Le réveil est brutal pour Mercedes. À Miami, George Russell a découvert une hiérarchie bouleversée après les qualifications sprint, où McLaren et Ferrari ont soudainement pris l’ascendant. Une surprise de taille dans un début de saison jusque-là maîtrisé par l’écurie allemande.

Russell : un changement de rapport de force inattendu
Sur le papier, l’écart devait se resserrer. Mais pas à ce point. Lorsque Lando Norris s’est emparé de la pole du sprint, mettant fin à la domination de Mercedes, le signal a été clair : quelque chose a changé.

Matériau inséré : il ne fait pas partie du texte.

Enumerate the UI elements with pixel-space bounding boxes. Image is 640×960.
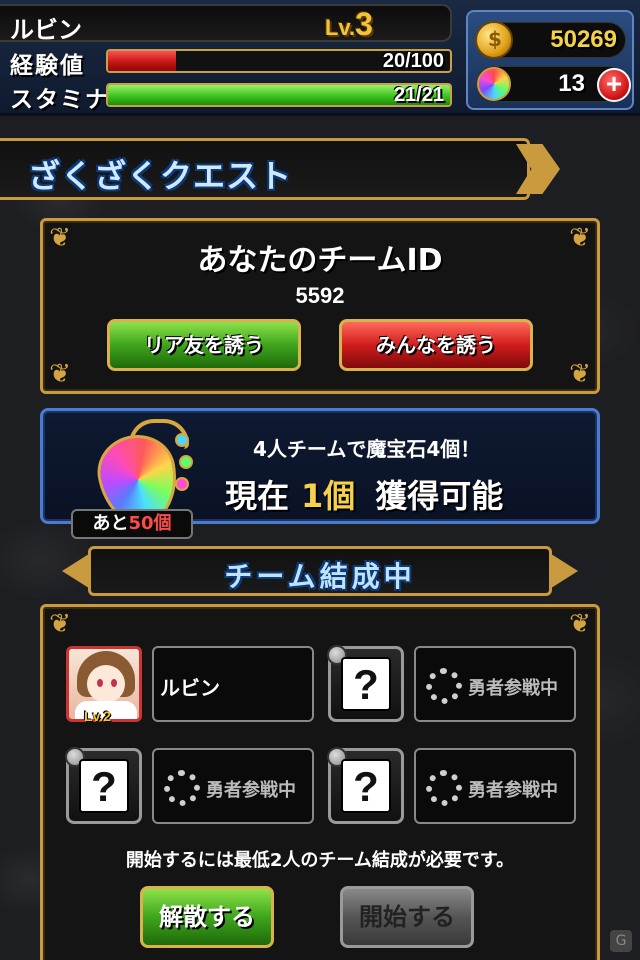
exp-row: 経験値 20/100 [8,46,456,79]
watermark-icon: G [610,930,632,952]
avatar-eye [111,679,117,687]
player-level: Lv.3 [325,6,373,43]
remaining-count: 50個 [128,513,172,534]
reward-description: 4人チームで魔宝石4個！ [253,437,481,461]
requirement-text: 開始するには最低2人のチーム結成が必要です。 [125,850,515,871]
gem-row: 13 + [476,66,631,102]
member-level: Lv.2 [84,708,111,724]
question-icon: ? [341,657,391,711]
stamina-label: スタミナ [10,87,110,113]
invite-everyone-button[interactable]: みんなを誘う [339,319,533,371]
member-name-box: ルビン [152,646,314,722]
avatar-face [87,665,125,703]
empty-slot[interactable]: ? [327,747,404,824]
gem-reward-panel: あと50個 4人チームで魔宝石4個！ 現在 1個 獲得可能 [40,408,600,539]
stamina-row: スタミナ 21/21 [8,80,456,113]
corner-ornament-icon: ❦ [569,609,591,639]
team-forming-title: チーム結成中 [224,560,416,593]
coin-icon [475,21,513,59]
waiting-slot: 勇者参戦中 [414,748,576,824]
quest-title: ざくざくクエスト [28,157,293,195]
current-label: 現在 [225,477,290,515]
start-button[interactable]: 開始する [340,886,474,948]
spinner-icon [164,770,200,806]
spinner-icon [426,770,462,806]
question-icon: ? [341,759,391,813]
status-bar: ルビン Lv.3 経験値 20/100 スタミナ 21/21 50269 13 … [0,0,640,116]
gem-dot [179,455,193,469]
level-prefix: Lv. [325,15,356,40]
gem-reward-icon [89,419,199,532]
invite-friends-button[interactable]: リア友を誘う [107,319,301,371]
level-value: 3 [355,6,373,42]
exp-bar: 20/100 [106,49,452,73]
corner-ornament-icon: ❦ [569,359,591,389]
remaining-badge: あと50個 [71,509,193,539]
stamina-value: 21/21 [393,84,444,106]
currency-panel: 50269 13 + [466,10,634,110]
spinner-icon [426,668,462,704]
waiting-slot: 勇者参戦中 [414,646,576,722]
quest-title-banner: ざくざくクエスト [0,138,530,200]
gem-dot [175,477,189,491]
corner-ornament-icon: ❦ [49,609,71,639]
stamina-bar: 21/21 [106,83,452,107]
member-name: ルビン [160,676,220,700]
exp-label: 経験値 [10,53,85,79]
avatar-eye [97,679,103,687]
gem-icon [477,67,511,101]
remaining-prefix: あと [92,513,129,534]
corner-ornament-icon: ❦ [49,359,71,389]
buy-gems-plus-icon[interactable]: + [597,68,631,102]
team-forming-banner: チーム結成中 [88,546,552,596]
coin-row: 50269 [475,21,626,59]
gem-dot [175,433,189,447]
empty-slot[interactable]: ? [65,747,142,824]
question-icon: ? [79,759,129,813]
current-count: 1個 [301,477,356,515]
team-id-panel: ❦ ❦ ❦ ❦ あなたのチームID 5592 リア友を誘う みんなを誘う [40,218,600,394]
name-plate: ルビン Lv.3 [0,4,452,44]
waiting-label: 勇者参戦中 [206,780,296,801]
disband-button[interactable]: 解散する [140,886,274,948]
waiting-slot: 勇者参戦中 [152,748,314,824]
gem-count: 13 [558,70,585,97]
obtainable-label: 獲得可能 [375,477,504,515]
waiting-label: 勇者参戦中 [468,678,558,699]
empty-slot[interactable]: ? [327,645,404,722]
coin-count: 50269 [550,26,617,53]
exp-bar-fill [108,51,177,71]
team-id-title: あなたのチームID [197,243,443,278]
team-id-value: 5592 [295,283,345,308]
exp-value: 20/100 [382,50,444,72]
waiting-label: 勇者参戦中 [468,780,558,801]
reward-status: 現在 1個 獲得可能 [225,471,503,517]
player-name: ルビン [10,16,82,44]
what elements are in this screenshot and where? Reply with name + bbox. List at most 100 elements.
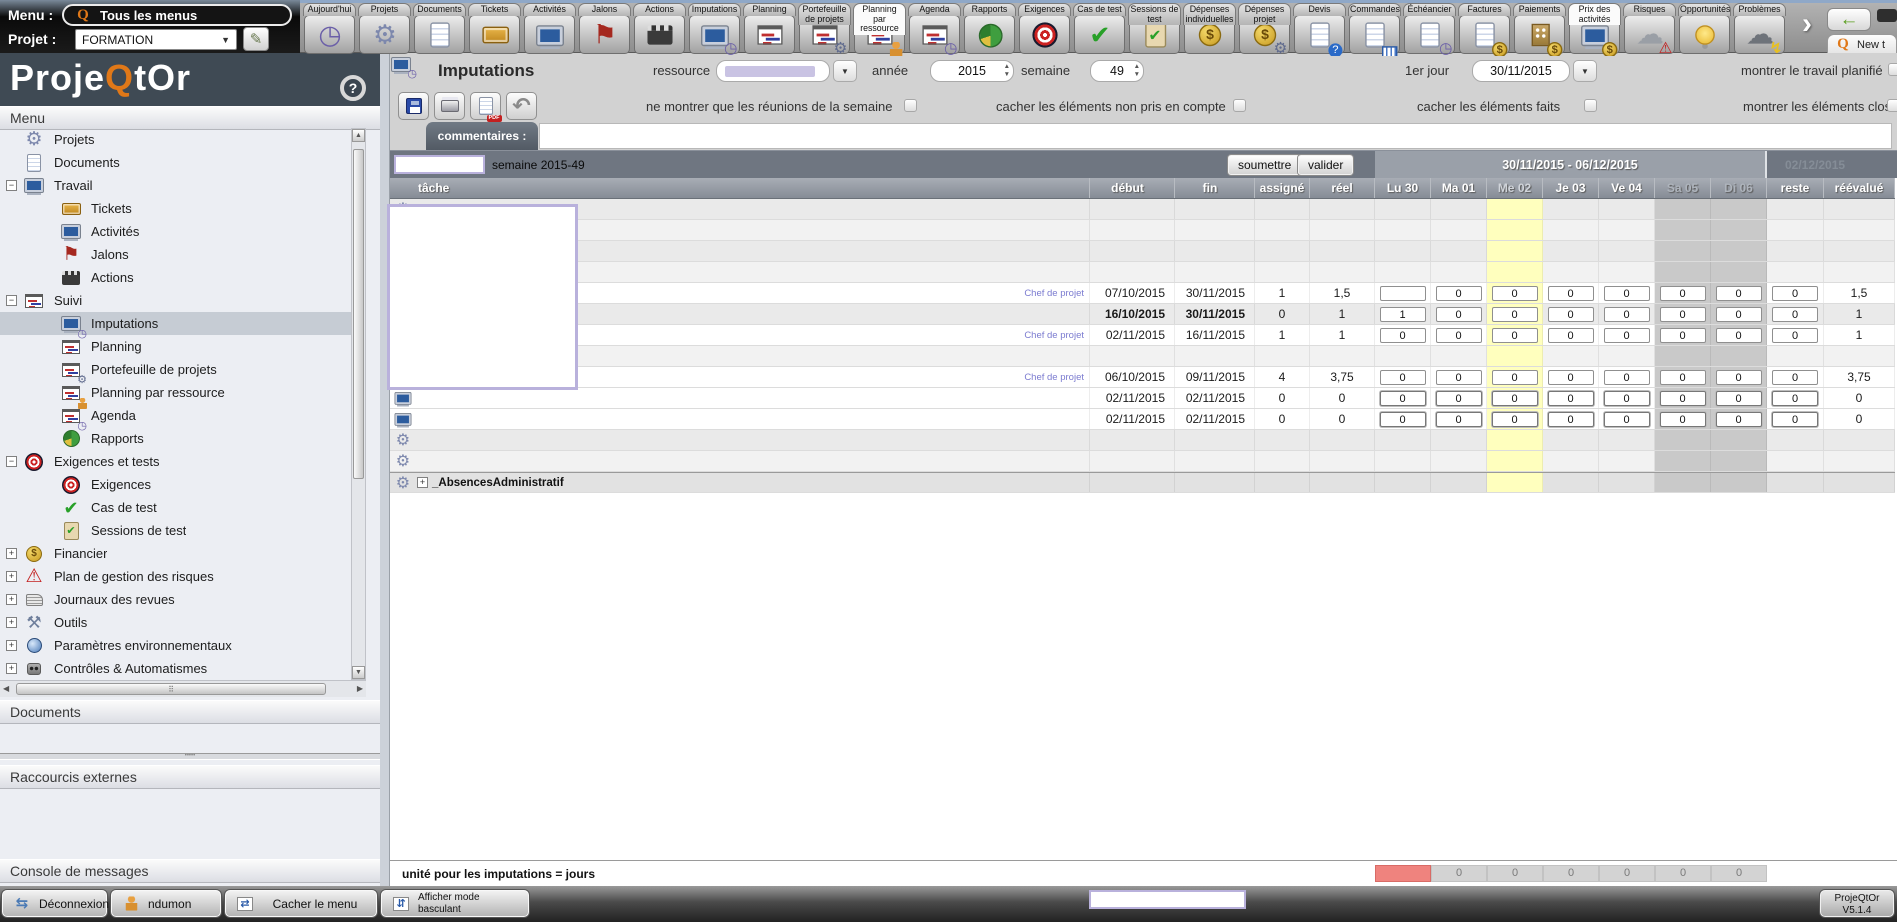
pdf-button[interactable]: PDF	[470, 92, 501, 120]
toolbar-tab-cas-de-test[interactable]: Cas de test✔	[1072, 3, 1127, 56]
rest-input[interactable]: 0	[1772, 412, 1818, 427]
rest-input[interactable]: 0	[1772, 286, 1818, 301]
sidebar-item-tickets[interactable]: Tickets	[0, 197, 366, 220]
year-spinner[interactable]: 2015 ▲▼	[930, 60, 1014, 82]
sidebar-section-documents[interactable]: Documents	[0, 700, 380, 724]
toolbar-tab-opportunit-s[interactable]: Opportunités	[1677, 3, 1732, 56]
tab-button[interactable]: $	[1514, 15, 1565, 54]
tab-button[interactable]	[964, 15, 1015, 54]
sidebar-item-sessions-de-test[interactable]: ✔Sessions de test	[0, 519, 366, 542]
day-input[interactable]: 0	[1660, 286, 1706, 301]
day-input[interactable]: 0	[1492, 370, 1538, 385]
scrollbar-thumb[interactable]: ⠿	[16, 683, 326, 695]
toolbar-tab-jalons[interactable]: Jalons⚑	[577, 3, 632, 56]
back-button[interactable]: ←	[1827, 8, 1871, 31]
day-input[interactable]: 0	[1604, 307, 1650, 322]
tab-label[interactable]: Risques	[1623, 3, 1676, 16]
day-input[interactable]: 0	[1660, 328, 1706, 343]
day-input[interactable]: 0	[1380, 370, 1426, 385]
expand-toggle-icon[interactable]: +	[417, 477, 428, 488]
sidebar-item-projets[interactable]: ⚙Projets	[0, 128, 366, 151]
tab-button[interactable]	[1019, 15, 1070, 54]
save-button[interactable]	[398, 92, 429, 120]
sidebar-item-travail[interactable]: −Travail	[0, 174, 366, 197]
day-input[interactable]: 0	[1492, 286, 1538, 301]
toolbar-tab-sessions-de-test[interactable]: Sessions de test✔	[1127, 3, 1182, 56]
day-input[interactable]: 0	[1548, 307, 1594, 322]
validate-button[interactable]: valider	[1298, 155, 1353, 175]
tab-button[interactable]	[524, 15, 575, 54]
tab-label[interactable]: Cas de test	[1073, 3, 1126, 16]
week-spinner[interactable]: 49 ▲▼	[1090, 60, 1144, 82]
tab-label[interactable]: Tickets	[468, 3, 521, 16]
version-button[interactable]: ProjeQtOr V5.1.4	[1820, 890, 1894, 917]
day-input[interactable]: 0	[1660, 412, 1706, 427]
tab-label[interactable]: Rapports	[963, 3, 1016, 16]
project-edit-button[interactable]: ✎	[243, 27, 269, 51]
undo-button[interactable]: ↶	[506, 92, 537, 120]
tree-toggle-icon[interactable]: +	[6, 640, 17, 651]
day-input[interactable]: 0	[1548, 412, 1594, 427]
toolbar-tab-agenda[interactable]: Agenda◷	[907, 3, 962, 56]
toolbar-tab-exigences[interactable]: Exigences	[1017, 3, 1072, 56]
toolbar-tab-prix-des-activit-s[interactable]: Prix des activités$	[1567, 3, 1622, 56]
rest-input[interactable]: 0	[1772, 391, 1818, 406]
tab-button[interactable]	[469, 15, 520, 54]
print-button[interactable]	[434, 92, 465, 120]
sidebar-section-console[interactable]: Console de messages	[0, 859, 380, 883]
sidebar-item-exigences-et-tests[interactable]: −Exigences et tests	[0, 450, 366, 473]
toolbar-tab-imputations[interactable]: Imputations◷	[687, 3, 742, 56]
day-input[interactable]: 0	[1436, 328, 1482, 343]
minimize-icon[interactable]	[1877, 9, 1897, 22]
sidebar-item-contr-les-automatismes[interactable]: +Contrôles & Automatismes	[0, 657, 366, 680]
sidebar-item-imputations[interactable]: ◷Imputations	[0, 312, 366, 335]
show-planned-checkbox[interactable]	[1888, 63, 1897, 76]
tab-label[interactable]: Actions	[633, 3, 686, 16]
logout-button[interactable]: ⇆Déconnexion	[2, 890, 107, 917]
tree-toggle-icon[interactable]: −	[6, 295, 17, 306]
tab-button[interactable]: $	[1459, 15, 1510, 54]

Avec Oscar Piastri également bien placé et Ferrari dans le coup, la concurrence a franchi un cap.
« C’est vraiment impressionnant », a reconnu Russell, visiblement surpris par la rapidité de progression de ses rivaux.
Dominé en interne, un signal qui interpelle
Comme si cela ne suffisait pas, Russell doit aussi composer avec une comparaison directe peu flatteuse. Son coéquipier Kimi Antonelli a brillé en décrochant la deuxième place en qualifications sprint, là où le Britannique s’est contenté du sixième rang.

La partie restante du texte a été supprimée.